Our findings should be interpreted with due consideration to the methods used for data collection. Findings from an analysis by Sidonio et al23 have raised questions concerning the reliability of using ICD-9 claims data alone to identify patients with VWD. Sidonio et al also utilized ICD-9 codes (at least two claims for VWD) to identify patients with VWD, and found that less than two-thirds of patients had a diagnostic laboratory test within the 2 years before or after diagnosis. Our analysis did include criteria such as exclusion of laboratory and radiology claims to minimize false positives; however, this may not have completely eliminated this issue.

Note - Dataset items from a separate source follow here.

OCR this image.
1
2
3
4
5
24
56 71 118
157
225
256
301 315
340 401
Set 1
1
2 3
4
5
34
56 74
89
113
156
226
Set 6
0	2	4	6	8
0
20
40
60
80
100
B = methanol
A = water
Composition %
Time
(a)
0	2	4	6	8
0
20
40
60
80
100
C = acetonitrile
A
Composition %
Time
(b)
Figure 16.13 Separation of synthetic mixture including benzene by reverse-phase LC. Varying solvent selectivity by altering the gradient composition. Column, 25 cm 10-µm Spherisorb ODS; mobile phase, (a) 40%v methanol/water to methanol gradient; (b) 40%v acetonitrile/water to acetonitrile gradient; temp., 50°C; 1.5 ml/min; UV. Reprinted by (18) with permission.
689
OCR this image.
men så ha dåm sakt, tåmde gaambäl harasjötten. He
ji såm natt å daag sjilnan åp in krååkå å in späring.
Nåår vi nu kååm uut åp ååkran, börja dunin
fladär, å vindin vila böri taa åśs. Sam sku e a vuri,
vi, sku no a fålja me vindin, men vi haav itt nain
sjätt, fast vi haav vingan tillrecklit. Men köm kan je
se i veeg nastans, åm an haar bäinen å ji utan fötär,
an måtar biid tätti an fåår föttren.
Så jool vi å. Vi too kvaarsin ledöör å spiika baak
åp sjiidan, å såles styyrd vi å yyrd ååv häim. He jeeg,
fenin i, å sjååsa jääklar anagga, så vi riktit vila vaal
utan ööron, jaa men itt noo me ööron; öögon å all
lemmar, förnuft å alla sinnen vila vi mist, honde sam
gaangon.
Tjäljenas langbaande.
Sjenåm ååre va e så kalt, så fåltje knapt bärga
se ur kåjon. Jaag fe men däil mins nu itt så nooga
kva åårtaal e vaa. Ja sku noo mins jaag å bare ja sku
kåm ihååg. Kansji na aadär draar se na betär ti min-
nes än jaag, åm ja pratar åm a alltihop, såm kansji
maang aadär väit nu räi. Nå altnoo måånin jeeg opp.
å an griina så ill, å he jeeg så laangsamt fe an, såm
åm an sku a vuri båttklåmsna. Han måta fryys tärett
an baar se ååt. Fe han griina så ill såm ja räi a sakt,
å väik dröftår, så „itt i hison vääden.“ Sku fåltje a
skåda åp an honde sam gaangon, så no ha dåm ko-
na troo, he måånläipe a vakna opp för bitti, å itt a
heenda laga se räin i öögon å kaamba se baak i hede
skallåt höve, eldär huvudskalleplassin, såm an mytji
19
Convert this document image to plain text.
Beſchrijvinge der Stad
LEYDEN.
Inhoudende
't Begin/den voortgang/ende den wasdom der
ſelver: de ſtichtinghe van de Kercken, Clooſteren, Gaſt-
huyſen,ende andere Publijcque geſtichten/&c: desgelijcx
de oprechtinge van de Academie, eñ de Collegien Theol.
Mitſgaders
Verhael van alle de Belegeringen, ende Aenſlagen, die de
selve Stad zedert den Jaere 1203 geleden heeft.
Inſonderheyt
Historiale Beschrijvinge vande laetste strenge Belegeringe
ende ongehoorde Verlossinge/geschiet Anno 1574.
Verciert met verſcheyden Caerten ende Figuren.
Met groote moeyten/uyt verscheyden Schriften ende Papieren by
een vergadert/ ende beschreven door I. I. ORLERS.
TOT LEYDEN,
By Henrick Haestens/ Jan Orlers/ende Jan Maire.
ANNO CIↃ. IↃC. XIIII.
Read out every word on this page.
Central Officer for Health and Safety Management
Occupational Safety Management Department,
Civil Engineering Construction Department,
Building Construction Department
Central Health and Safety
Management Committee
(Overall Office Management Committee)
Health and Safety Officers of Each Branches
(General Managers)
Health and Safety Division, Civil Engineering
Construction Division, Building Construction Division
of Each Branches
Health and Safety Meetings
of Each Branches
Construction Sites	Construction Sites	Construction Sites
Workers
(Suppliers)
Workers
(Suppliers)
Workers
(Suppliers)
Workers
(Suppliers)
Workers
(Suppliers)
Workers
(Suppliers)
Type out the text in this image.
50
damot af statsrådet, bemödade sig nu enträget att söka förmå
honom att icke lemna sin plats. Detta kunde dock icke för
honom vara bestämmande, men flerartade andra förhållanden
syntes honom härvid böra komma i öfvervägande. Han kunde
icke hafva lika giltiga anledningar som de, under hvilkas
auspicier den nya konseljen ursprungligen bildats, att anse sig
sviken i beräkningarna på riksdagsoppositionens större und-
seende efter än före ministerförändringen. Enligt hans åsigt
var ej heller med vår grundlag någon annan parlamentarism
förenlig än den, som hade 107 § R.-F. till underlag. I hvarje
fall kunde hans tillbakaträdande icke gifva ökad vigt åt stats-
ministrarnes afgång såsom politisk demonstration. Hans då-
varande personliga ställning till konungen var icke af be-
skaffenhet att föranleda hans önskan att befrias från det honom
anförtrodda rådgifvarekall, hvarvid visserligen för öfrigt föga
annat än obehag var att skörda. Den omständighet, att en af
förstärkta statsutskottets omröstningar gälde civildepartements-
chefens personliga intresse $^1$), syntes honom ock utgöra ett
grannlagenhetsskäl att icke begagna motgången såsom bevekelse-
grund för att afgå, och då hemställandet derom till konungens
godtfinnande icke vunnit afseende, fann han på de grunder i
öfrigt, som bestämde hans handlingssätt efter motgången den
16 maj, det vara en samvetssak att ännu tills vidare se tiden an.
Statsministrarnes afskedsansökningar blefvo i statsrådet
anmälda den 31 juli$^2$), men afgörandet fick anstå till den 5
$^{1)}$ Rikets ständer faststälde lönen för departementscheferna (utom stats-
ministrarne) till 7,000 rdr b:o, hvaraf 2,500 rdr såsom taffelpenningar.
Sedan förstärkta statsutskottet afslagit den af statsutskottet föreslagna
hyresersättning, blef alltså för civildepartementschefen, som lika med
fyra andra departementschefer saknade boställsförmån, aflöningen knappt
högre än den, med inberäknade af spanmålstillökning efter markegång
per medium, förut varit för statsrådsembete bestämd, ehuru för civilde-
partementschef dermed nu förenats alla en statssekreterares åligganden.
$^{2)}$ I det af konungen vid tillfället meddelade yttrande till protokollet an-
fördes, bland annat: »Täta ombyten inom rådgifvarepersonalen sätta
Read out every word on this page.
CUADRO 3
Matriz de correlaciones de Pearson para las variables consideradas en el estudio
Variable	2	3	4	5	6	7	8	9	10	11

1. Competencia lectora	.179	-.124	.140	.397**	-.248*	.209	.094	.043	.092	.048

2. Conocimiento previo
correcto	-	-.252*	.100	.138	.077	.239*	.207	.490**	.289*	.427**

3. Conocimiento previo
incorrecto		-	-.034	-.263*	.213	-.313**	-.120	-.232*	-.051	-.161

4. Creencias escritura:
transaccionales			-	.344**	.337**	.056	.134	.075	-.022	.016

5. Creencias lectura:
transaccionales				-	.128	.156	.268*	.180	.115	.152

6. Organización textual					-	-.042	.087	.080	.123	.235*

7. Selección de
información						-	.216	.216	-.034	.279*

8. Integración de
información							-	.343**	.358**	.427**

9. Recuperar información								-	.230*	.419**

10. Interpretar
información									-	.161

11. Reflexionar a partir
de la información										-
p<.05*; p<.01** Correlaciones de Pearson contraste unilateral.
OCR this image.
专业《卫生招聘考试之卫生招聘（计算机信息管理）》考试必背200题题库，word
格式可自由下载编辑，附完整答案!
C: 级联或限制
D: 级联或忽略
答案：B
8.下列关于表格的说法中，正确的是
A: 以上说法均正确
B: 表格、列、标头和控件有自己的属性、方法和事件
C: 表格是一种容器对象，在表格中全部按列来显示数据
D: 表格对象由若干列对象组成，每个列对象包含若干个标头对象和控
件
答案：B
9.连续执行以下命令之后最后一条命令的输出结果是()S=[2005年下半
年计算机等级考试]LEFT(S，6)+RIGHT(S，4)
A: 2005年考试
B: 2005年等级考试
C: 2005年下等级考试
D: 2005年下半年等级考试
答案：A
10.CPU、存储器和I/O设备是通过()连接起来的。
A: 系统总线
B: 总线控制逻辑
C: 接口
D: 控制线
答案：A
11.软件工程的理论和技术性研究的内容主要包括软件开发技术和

As VWD was identified via ICD code, it was not possible to identify the specific type of VWD. Comorbidities were identified using ICD-9/10 diagnosis codes, which may be underestimated or mislabeled in administrative claims databases. Owing to the observational design, the analysis may have been affected by unobserved differences between comparison cohorts. As the data used in this analysis are limited to patients in a US commercial plan, findings may not be generalizable to populations beyond those covered by commercial medical insurance plans in the United States. Future research, however, could utilize the methodology described in this publication to undertake a similar analysis in other patient cohorts, including in other countries.

Conclusion

This retrospective analysis of a large US commercial healthcare database suggests that patients with VWD who had major surgeries incurred significantly higher HCRU and associated costs (particularly medical costs) compared with patients without VWD who had major surgeries.

Previous Presentation

Poster presentation (#4602) at 61st American Society of Hematology (ASH) Annual Meeting, December 7–10, 2019, Orlando, FL, USA.

Abbreviations

CCI, Charlson Comorbidity Index; CI, confidence interval; CPT, Current Procedural Terminology; ER, emergency room; FVIII, factor VIII; HCRU, healthcare resource utilization; IRR, incidence rate ratio; OR, odds ratio; PCS, procedure coding system; SD, standard deviation; VWD, von Willebrand disease; VWF, von Willebrand factor.

Data Sharing Statement

Data are the proprietary property of IBM.

Ethics Approval and Informed Consent

Not applicable; no institutional review board approval was required for this retrospective claims database analysis because only de-identified data were used. All data analyzed in the present study complied with the requirements of the Health Insurance Portability and Accountability Act (HIPAA) of 1996 for fully de-identified datasets.

Consent for Publication

Not applicable.

Acknowledgments

Under the direction of the authors, medical writing support for this manuscript was provided by Joanne Vaughan, employee of Excel Medical Affairs (Fairfield, CT, USA), and was funded by Takeda Development Center Americas, Inc., Lexington, MA, USA.

Author Contributions

All authors made a significant contribution to the work reported, whether that was in the conception, study design, execution, acquisition of data, analysis and interpretation, or in all these areas (AO, YW, ML, SF, and BE contributed to the study design, interpretation of the data, and preparation of the manuscript. YW analyzed the data); took part in drafting, revising, or critically reviewing the article; gave final approval of the version to be published; have agreed on the journal to which the article has been submitted; and agree to be accountable for all aspects of the work.

Funding

This study was funded by Shire US Inc., a Takeda company, Lexington, MA, USA. The study sponsor was involved with the study design, analysis and interpretation of data, writing of the manuscript, and decision to publish the article.

Disclosure

Abiola Oladapo was an employee of Baxalta US Inc., a Takeda company, at the time the analysis was completed and the manuscript developed and is an owner of Takeda stock. Yanyu Wu, Mei Lu, Sepehr Farahbakhshian, and Bruce Ewenstein are employees of Takeda Development Center Americas, Inc., and are owners of Takeda stock.